Foça’nın başına gelmiş en büyük felaketin adı olmaya başladın.
Foça Belediye Başkanı değil.
Sanki; zalim kraliçe.
Yoğun yağışlardan kaynaklı toplatılmamış olan çalı çırpı yığınları derelerin ağzını tıkıyor.
Utanmadan arlanmadan da öncesinde çevresel atıkları toplamaya cam diye Foçalı ‘ya bir anlamda racon kesiyorsun.
O toplatılmayan çöp yığınları derelerin ve suyun geçiş noktalarını tıkıyor.
Adeta doğal barajlara dönüşüyor.
Sonu felaket.
İki can kaybediyoruz.
Biri Narezen mevkii de olunca ölüm haberini saklıyorsun.
Bir hafta sonra ben haber yapınca başsağlığı mesajı yayınlıyorsun.
Daha yeni göreve başlamış CHP İl Başkanı ve İzmir Büyükşehir birim amirleri çalışanları ile sahada.
Belediye binasında buluşuyor.
Sen Belediye binasına, İl Başkan'ın oda da.
İzsu itfaiye yetkilileri oda da İlçe Başkanın oda da
Sen odaya geliyorsun.
Nezaketen senin bir bakıma da neden olduğun felaket için neler yapılacağı konuşulacak.
Sen kır kahvesine gelmiş gibi geçip uzak bi nokta da oturuyorsun.
Küstahça.
Saygısızca.
Bende oradayım.
Her şey yolunda gidiyormuş, hiçbir sorun yokmuş gibi Bir Foçalıyı, üstelik gazeteciyi Belediye binasından kovuyorsun.
Belediye binası babanın malıymış gibi.
CHP Genel Başkanı Özgür Özel , “ Belediye başkanları bu seçim döneminde taraf olmayacak” demesine rağmen.
Mevcut İlçe Başkanı seçim kaybetmesi için elinden ne geliyorsa yapıyorsun.
Meclis Üyesini, Üstelik kendi partinin meclis üyesinin arazi satışları ile alakalı red oyunu kullanacağını söylemesi üzerine demediğini bırakmıyorsun.
Konuşma hakkını engelliyorsun.
Senin de dolaylı olarak neden olduğun afet sonrası İlçe binanıza CHP İL Başkanı geliyor.
Bir vatandaşın, yarattığın parti içi düşmanlıklar ve itina ile beslediğin nefret duygusu dışında yeni bir şey görme şansı yakalayınca.
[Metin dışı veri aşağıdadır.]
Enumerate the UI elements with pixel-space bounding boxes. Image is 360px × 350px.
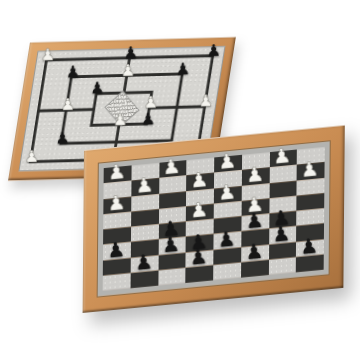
- white-pawn: ♟: [189, 199, 209, 221]
- black-pawn: ♟: [106, 238, 126, 260]
- black-pawn-d7: ♟: [123, 45, 138, 61]
- black-pawn-g7: ♟: [207, 43, 222, 59]
- black-pawn: ♟: [133, 251, 153, 273]
- product-photo-stage: ♟♟♟♟♟♟♟♟♟♟♟♟♟♟ ♟♟♟♟♟♟♟♟♟♟♟♟♟♟♟♟♟♟♟♟♟♟♟♟: [0, 0, 360, 350]
- black-pawn: ♟: [299, 235, 319, 257]
- chess-square-e1: [213, 262, 241, 280]
- white-pawn-d6: ♟: [121, 62, 136, 78]
- white-pawn: ♟: [107, 161, 127, 183]
- chess-square-c1: [158, 268, 186, 286]
- white-pawn: ♟: [134, 174, 154, 196]
- chess-grid: ♟♟♟♟♟♟♟♟♟♟♟♟♟♟♟♟♟♟♟♟♟♟♟♟: [103, 147, 325, 291]
- white-pawn: ♟: [217, 181, 237, 203]
- black-pawn-e3: ♟: [141, 111, 156, 127]
- white-pawn: ♟: [272, 145, 292, 167]
- chess-board: ♟♟♟♟♟♟♟♟♟♟♟♟♟♟♟♟♟♟♟♟♟♟♟♟: [83, 125, 345, 313]
- black-pawn: ♟: [161, 233, 181, 255]
- black-pawn: ♟: [244, 240, 264, 262]
- black-pawn-b6: ♟: [65, 64, 80, 80]
- white-pawn: ♟: [189, 169, 209, 191]
- black-pawn: ♟: [216, 227, 236, 249]
- black-pawn: ♟: [272, 222, 292, 244]
- white-pawn: ♟: [217, 151, 237, 173]
- chess-wood-frame: ♟♟♟♟♟♟♟♟♟♟♟♟♟♟♟♟♟♟♟♟♟♟♟♟: [83, 125, 345, 313]
- white-pawn: ♟: [106, 192, 126, 214]
- morris-pieces-layer: ♟♟♟♟♟♟♟♟♟♟♟♟♟♟: [38, 47, 224, 52]
- chess-square-g1: [268, 257, 296, 275]
- white-pawn-b4: ♟: [60, 97, 75, 113]
- black-pawn: ♟: [244, 209, 264, 231]
- white-pawn-a1: ♟: [24, 149, 39, 165]
- chess-square-a1: [103, 273, 131, 291]
- chess-glass-rim: ♟♟♟♟♟♟♟♟♟♟♟♟♟♟♟♟♟♟♟♟♟♟♟♟: [98, 141, 330, 296]
- white-pawn-a7: ♟: [40, 47, 55, 63]
- black-pawn: ♟: [189, 245, 209, 267]
- black-pawn-c5: ♟: [90, 80, 105, 96]
- white-pawn: ♟: [245, 163, 265, 185]
- white-pawn: ♟: [300, 158, 320, 180]
- black-pawn-f6: ♟: [176, 61, 191, 77]
- white-pawn: ♟: [162, 156, 182, 178]
- black-pawn-b2: ♟: [55, 130, 70, 146]
- white-pawn-d3: ♟: [113, 111, 128, 127]
- white-pawn-g4: ♟: [199, 93, 214, 109]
İl Başkan’ına,” Hoş geldiniz, bu gelişinizle Belediye Başkanı ve İlçe Başkan’ını bir arada görmek bizi mutlu etti” demesi üzerine
Kıyameti koparıyorsun.
Vatandaşın ne provokatörlüğü ne hadsizliği ne de terbiyesizliği kalıyor.
Kaldı ki vatandaş gönlündeki gerçeği yani CHP içerisinde bir barış ortamı olması temennisi ile sevincini dile getiriyor.
Bu bile sana batıyor.
Ardından toplantı anında CHP Gençlik Kolları Başkanı misafirlere çay dağıtıyor.
O genci azarlıyorsun.
Ben konuşurken çay dağıtamazsın. Diyorsun.
O kadar insanın içinde gururunu kırıyorsun.
Hadsiz de sensin terbiyesizde.
Sen nesin, kimsin.
Artık çözemiyorum.
Vatandaşa bağırıp çağırıp Belediye'den kovuyorsun.
Meclis Üyene Bağırıp çağırıp.
Mecliste konuşma hakkını kullanmasın diye mikrofonu kapattırıyorsun
Gençlik kolları Başkanını misafirlerin içinde azarlıyorsun.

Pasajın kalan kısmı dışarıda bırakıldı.